Les études se multiplient pour souligner le potentiel considérable des énergies renouvelables disponibles et mobilisables localement. Par René Longet

Keystone
«On entend souvent que les éoliennes seraient à l’origine d’un massacre de l’avifaune. Mais les chiffres sont sans appel: 5 à 20 oiseaux tués par éolienne et par an. Ce qui signifie pour la Suisse 800 oiseaux, alors que les collisions sur les routes en tuent un million et nos amis les chats... 30 millions.»

Nous connaissions les risques présentés par un mix énergétique formé de 50% de pétrole, 16% de gaz et 9% d’uranium, sources non renouvelables, polluantes et provenant généralement de régimes peu recommandables. Mais l’agression contre l’Ukraine ajoute une nouvelle dimension à la nécessité de se débarrasser de nos dépendances.

Les études se multiplient pour souligner le potentiel considérable des énergies renouvelables disponibles et mobilisables localement.
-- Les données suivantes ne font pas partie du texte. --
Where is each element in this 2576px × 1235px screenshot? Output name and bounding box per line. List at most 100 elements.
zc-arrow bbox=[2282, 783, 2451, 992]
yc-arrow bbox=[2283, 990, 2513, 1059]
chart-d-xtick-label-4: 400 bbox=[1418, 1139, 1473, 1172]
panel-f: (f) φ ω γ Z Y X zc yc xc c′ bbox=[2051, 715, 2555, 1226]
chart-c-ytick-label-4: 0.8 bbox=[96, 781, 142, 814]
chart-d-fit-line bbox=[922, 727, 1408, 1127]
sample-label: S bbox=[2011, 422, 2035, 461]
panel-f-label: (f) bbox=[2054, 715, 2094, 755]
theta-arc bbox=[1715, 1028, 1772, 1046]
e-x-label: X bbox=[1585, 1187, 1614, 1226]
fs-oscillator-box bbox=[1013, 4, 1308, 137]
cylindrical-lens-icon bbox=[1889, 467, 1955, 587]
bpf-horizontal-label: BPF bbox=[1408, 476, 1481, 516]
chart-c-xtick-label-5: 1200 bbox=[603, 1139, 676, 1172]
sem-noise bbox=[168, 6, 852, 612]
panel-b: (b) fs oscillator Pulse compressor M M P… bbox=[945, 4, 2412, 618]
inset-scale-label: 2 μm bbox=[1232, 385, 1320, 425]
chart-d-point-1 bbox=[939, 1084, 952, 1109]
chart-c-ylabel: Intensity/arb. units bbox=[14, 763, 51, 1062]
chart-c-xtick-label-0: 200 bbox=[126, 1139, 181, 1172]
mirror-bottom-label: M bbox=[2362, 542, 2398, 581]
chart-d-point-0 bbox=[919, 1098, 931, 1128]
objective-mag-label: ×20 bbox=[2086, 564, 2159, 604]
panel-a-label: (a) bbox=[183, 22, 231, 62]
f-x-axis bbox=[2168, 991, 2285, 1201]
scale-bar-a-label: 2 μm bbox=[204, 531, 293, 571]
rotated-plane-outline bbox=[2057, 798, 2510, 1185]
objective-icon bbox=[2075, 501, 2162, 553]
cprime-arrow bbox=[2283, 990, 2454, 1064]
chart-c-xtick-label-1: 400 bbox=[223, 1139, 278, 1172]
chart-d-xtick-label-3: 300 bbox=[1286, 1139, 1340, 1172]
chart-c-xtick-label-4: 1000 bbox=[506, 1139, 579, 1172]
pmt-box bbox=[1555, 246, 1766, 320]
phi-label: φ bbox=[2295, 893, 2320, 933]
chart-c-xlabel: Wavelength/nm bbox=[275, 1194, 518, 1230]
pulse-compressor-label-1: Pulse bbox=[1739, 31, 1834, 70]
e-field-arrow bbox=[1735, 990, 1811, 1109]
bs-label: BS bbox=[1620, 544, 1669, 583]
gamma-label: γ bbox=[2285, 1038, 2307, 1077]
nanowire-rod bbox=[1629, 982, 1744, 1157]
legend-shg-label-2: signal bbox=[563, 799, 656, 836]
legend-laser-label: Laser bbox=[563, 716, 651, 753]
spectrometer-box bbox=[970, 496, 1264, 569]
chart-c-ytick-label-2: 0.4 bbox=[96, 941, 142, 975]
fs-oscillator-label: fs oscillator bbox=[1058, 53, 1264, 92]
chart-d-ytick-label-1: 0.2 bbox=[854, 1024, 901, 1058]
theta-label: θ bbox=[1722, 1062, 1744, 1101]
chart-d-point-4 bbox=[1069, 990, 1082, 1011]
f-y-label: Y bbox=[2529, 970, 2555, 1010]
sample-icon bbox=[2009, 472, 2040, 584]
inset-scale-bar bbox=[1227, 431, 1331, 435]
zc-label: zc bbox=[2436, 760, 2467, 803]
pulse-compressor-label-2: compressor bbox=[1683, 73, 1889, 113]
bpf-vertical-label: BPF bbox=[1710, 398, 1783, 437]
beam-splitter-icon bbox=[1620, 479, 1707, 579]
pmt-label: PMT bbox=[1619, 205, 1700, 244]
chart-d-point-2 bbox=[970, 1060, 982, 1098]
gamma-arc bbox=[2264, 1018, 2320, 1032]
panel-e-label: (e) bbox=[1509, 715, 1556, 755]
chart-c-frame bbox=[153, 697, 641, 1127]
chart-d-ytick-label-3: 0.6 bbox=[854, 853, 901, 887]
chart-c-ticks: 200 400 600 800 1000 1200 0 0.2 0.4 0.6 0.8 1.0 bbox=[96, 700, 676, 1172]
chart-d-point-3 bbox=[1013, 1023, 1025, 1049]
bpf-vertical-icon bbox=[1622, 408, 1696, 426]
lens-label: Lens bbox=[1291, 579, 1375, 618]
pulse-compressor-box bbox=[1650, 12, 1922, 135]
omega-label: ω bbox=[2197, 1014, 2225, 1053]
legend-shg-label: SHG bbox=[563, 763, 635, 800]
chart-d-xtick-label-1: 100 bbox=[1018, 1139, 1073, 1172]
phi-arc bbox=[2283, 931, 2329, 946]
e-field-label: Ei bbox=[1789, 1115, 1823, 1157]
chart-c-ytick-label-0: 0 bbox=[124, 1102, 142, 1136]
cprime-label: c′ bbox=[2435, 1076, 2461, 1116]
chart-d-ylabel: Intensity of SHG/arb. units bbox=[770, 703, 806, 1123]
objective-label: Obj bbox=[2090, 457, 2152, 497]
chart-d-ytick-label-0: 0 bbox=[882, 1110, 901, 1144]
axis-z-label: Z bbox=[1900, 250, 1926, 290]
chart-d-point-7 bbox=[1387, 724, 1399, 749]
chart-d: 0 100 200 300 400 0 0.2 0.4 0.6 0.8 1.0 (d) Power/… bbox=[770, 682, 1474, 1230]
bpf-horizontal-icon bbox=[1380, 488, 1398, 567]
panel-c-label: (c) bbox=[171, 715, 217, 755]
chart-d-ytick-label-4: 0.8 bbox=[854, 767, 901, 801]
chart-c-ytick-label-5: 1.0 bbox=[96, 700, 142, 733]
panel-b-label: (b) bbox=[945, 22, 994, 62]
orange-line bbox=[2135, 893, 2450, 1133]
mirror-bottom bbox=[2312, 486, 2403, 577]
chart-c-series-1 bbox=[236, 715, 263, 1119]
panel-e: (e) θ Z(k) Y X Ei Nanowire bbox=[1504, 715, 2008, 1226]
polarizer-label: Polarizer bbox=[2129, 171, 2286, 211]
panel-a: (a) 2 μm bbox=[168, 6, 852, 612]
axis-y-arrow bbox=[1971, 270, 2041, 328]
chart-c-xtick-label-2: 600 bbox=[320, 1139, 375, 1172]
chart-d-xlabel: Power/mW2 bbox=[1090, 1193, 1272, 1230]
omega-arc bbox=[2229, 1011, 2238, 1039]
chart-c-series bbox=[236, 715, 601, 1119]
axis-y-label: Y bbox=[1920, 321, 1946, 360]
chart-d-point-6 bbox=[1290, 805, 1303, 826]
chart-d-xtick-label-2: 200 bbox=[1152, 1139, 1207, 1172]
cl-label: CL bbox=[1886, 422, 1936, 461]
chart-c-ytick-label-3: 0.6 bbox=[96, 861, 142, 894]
Qu’il s’agisse du biogaz, de la géothermie et de la chaleur de l’environnement, du bois-énergie, de l’éolien ou du solaire, et même pour l’hydraulique, nous sommes loin d’avoir atteint les limites du disponible.
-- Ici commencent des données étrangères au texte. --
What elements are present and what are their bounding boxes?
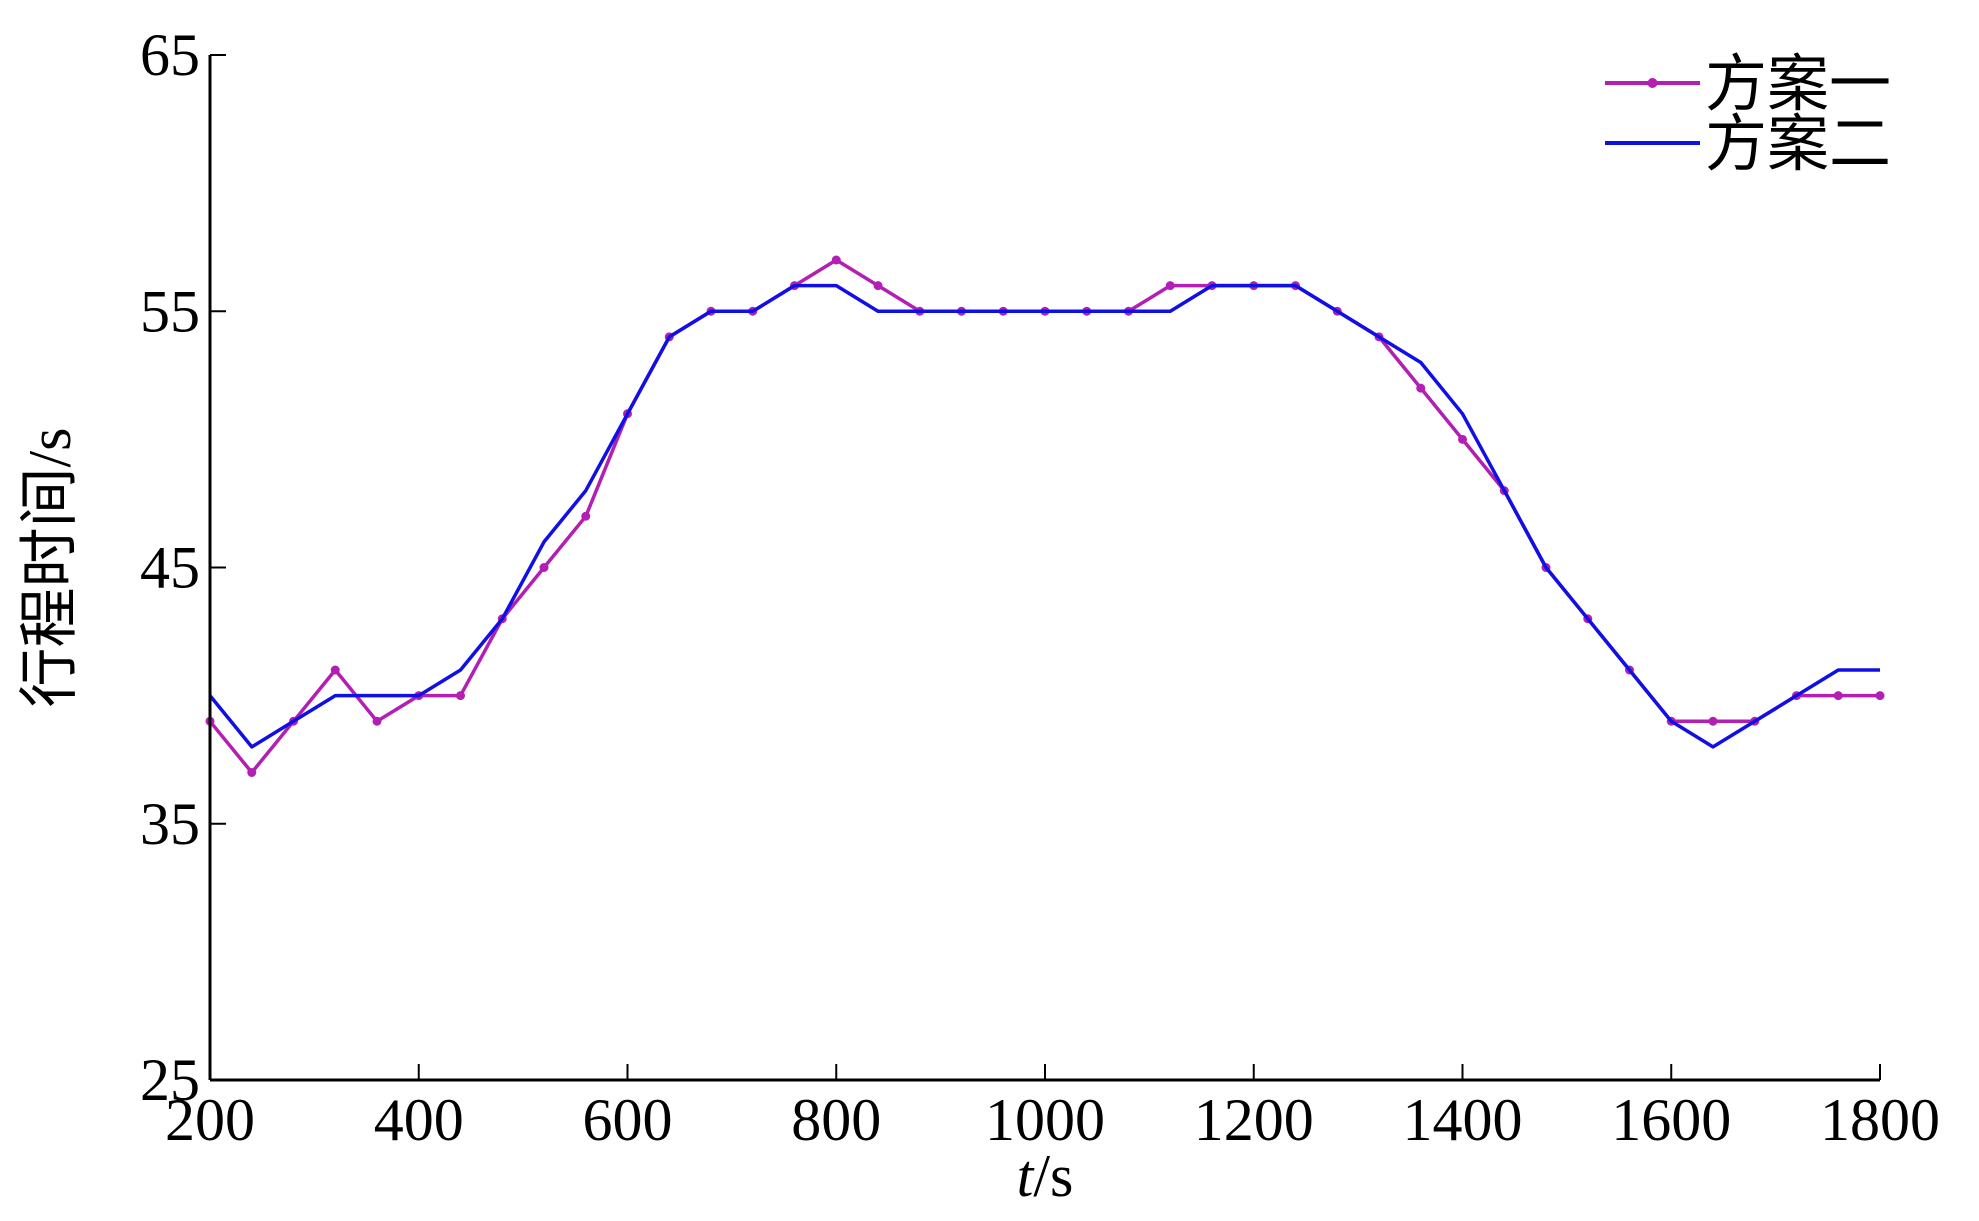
x-axis-label: t/s [1017,1143,1074,1209]
x-tick-label: 400 [374,1087,464,1153]
series-1-point [1416,383,1426,393]
legend-marker-1 [1647,78,1658,88]
x-tick-label: 1800 [1820,1087,1940,1153]
x-tick-label: 1400 [1403,1087,1523,1153]
series-layer [205,255,1885,777]
series-1-point [456,691,465,701]
series-1-point [1708,716,1718,726]
y-tick-label: 45 [140,535,200,601]
series-line-2 [208,283,1880,749]
x-tick-label: 1600 [1611,1087,1731,1153]
y-tick-label: 35 [140,791,200,857]
y-tick-label: 55 [140,278,200,344]
series-1-point [539,563,549,572]
series-1-point [1875,691,1885,701]
x-tick-label: 800 [791,1087,881,1153]
series-1-point [247,768,257,777]
x-tick-label: 1000 [985,1087,1105,1153]
series-1-point [873,281,883,291]
series-1-point [330,665,340,675]
legend-label-1: 方案一 [1705,47,1891,120]
series-1-point [1458,434,1467,444]
series-1-point [1165,281,1175,291]
y-axis-label: 行程时间/s [17,427,83,707]
x-tick-label: 1200 [1194,1087,1314,1153]
y-tick-label: 65 [140,22,200,88]
series-1-point [372,716,382,726]
x-tick-label: 200 [165,1087,255,1153]
series-1-point [1833,691,1843,701]
x-tick-label: 600 [583,1087,673,1153]
ticks-layer: 200 400 600 800 1000 1200 1400 1600 1800 25 35 45 55… [140,22,1940,1153]
series-1-point [831,255,841,265]
series-1-point [581,511,591,521]
axes-layer [208,55,1880,1082]
y-tick-label: 25 [140,1047,200,1113]
legend-label-2: 方案二 [1705,107,1891,180]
Concernant l’éolien, en raison d’oppositions multiples, sur 700 turbines prévues, seules 43 ont pu être installées! Et au lieu de produire les 7% de notre électricité indiquées dans la stratégie énergétique votée en 2017, l’éolien en fournit... 0,2%, un des plus bas taux du continent: au Danemark c’est presque la moitié, en Autriche 15% (la moyenne européenne), en Espagne 21%, en Grande-Bretagne 22% et en France 7%.

Des fake news continuent de polluer les esprits
René Longet

En effet, des fake news continuent de polluer les esprits. Comme celle d’un bilan carbone qui serait mauvais. Or, les chiffres de l’Ofen donnent une valeur de 15-20 g de CO2 par kWh pour l’éolien, plus bas que le photovoltaïque et un peu plus élevé que l’hydraulique.

Ou concernant la consommation de matériaux. Aujourd’hui, 90% de la masse d’une éolienne est recyclable, et l’UE va exiger pour 2025 l’interdiction de la mise en décharge des pales, déjà proscrite dans plusieurs pays, en particulier l’Allemagne.

Quant aux terres rares, par ailleurs fort présentes dans des objets de notre vie quotidienne comme les voitures, les téléphones portables, etc., elles sont utilisées essentiellement dans les parcs off-shore; il faudra apprendre à les recycler, comme on le fait déjà avec le socle en béton et le mât en acier.

Enfin, on entend souvent que les éoliennes seraient à l’origine d’un massacre de l’avifaune. Mais les chiffres sont sans appel: 5 à 20 oiseaux tués par éolienne et par an. Ce qui signifie pour la Suisse 800 oiseaux, alors que les collisions sur les routes en tuent un million, les heurts avec les façades vitrées 5 millions et nos amis les chats... 30 millions, soit 37.000 fois plus que les éoliennes!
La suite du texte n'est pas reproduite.